Tuesday, March 17, 2020

Pearls of expression.

To the Mahatma [Mehdi Hasan, author of a piece critical of Bashar al-Assad], . . . all that matters in the evaluation of Assad’s political orientation is whether the methods Damascus has used to defend the gains it has made in the direction of asserting its right to equality and sovereignty are methods that that are suitable to a State in periods of stability, normalcy and safety. It’s as if what Hasan deplores about a war cabinet, for example, is not the war that made the war cabinet necessary, but the very fact that a war cabinet was created in response to it, as if carrying on in the regular manner could somehow make the war go away.[1]
This kind of skewed criticism of Assad, who controls the flight path of every sparrow in Syria, is visible in the mantra that he "enjoys bombing/gassing his own people" and that his forces employ "barrel bombs," as though the shape, effect, payload, method of manufacture, delivery vehicle, and aerodynamic characteristics of "barrel bombs" are such as to envelope them in a mantle of unique depravity. Far better to be blown to pieces by a sleek, aesthetically-pleasing, canister of steel and ball bearings manufactured in places where there are ample parking and an employee cafeteria.

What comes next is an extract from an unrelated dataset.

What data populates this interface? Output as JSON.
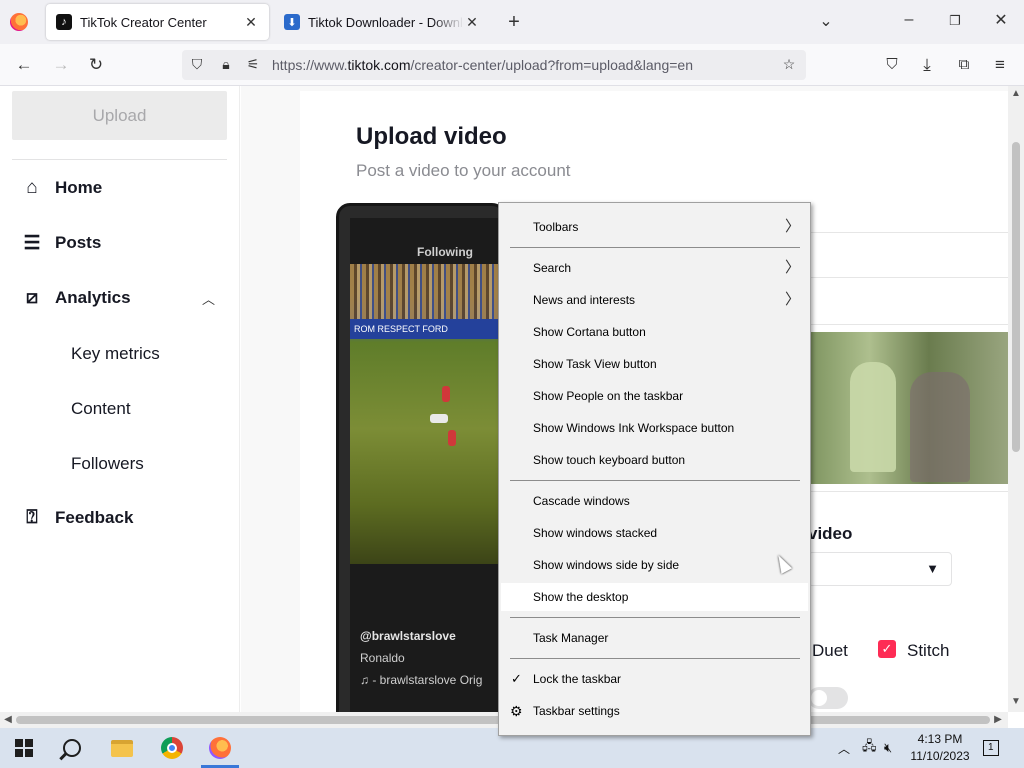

Too, as Mr. Gowan points out, bombing urban areas in time of peace would make no sense whatsoever but it does in time of war, no matter how much it vexes Mr. Hasan. Bombarding civilian areas is inevitably carried out by contending powers who are intent on prevailing in any deadly contest. The U.S. Army held nothing back, for example, in its bombardment[2] of Raqqah, Syria, in its effort to defeat ISIS forces therein, though its subsequent kindhearted efforts to lead ISIS forces to safety upon their departure from Raqqah strike me as odd, to say the least.

Notes
[1] "Mehdi Hasan, beautiful soul, and his diatribe against the consequential Left." By Stephen Gowans, 4/21/18.
[2] 20,000 bombs on Raqqa, 80% of the city uninhabitable, and 1,400 civilian deaths from coalition air and artillery bombardment. "US air wars under Trump: increasingly indiscriminate, increasingly opaque." By Julian Borger, The Guardian, 1/23/18.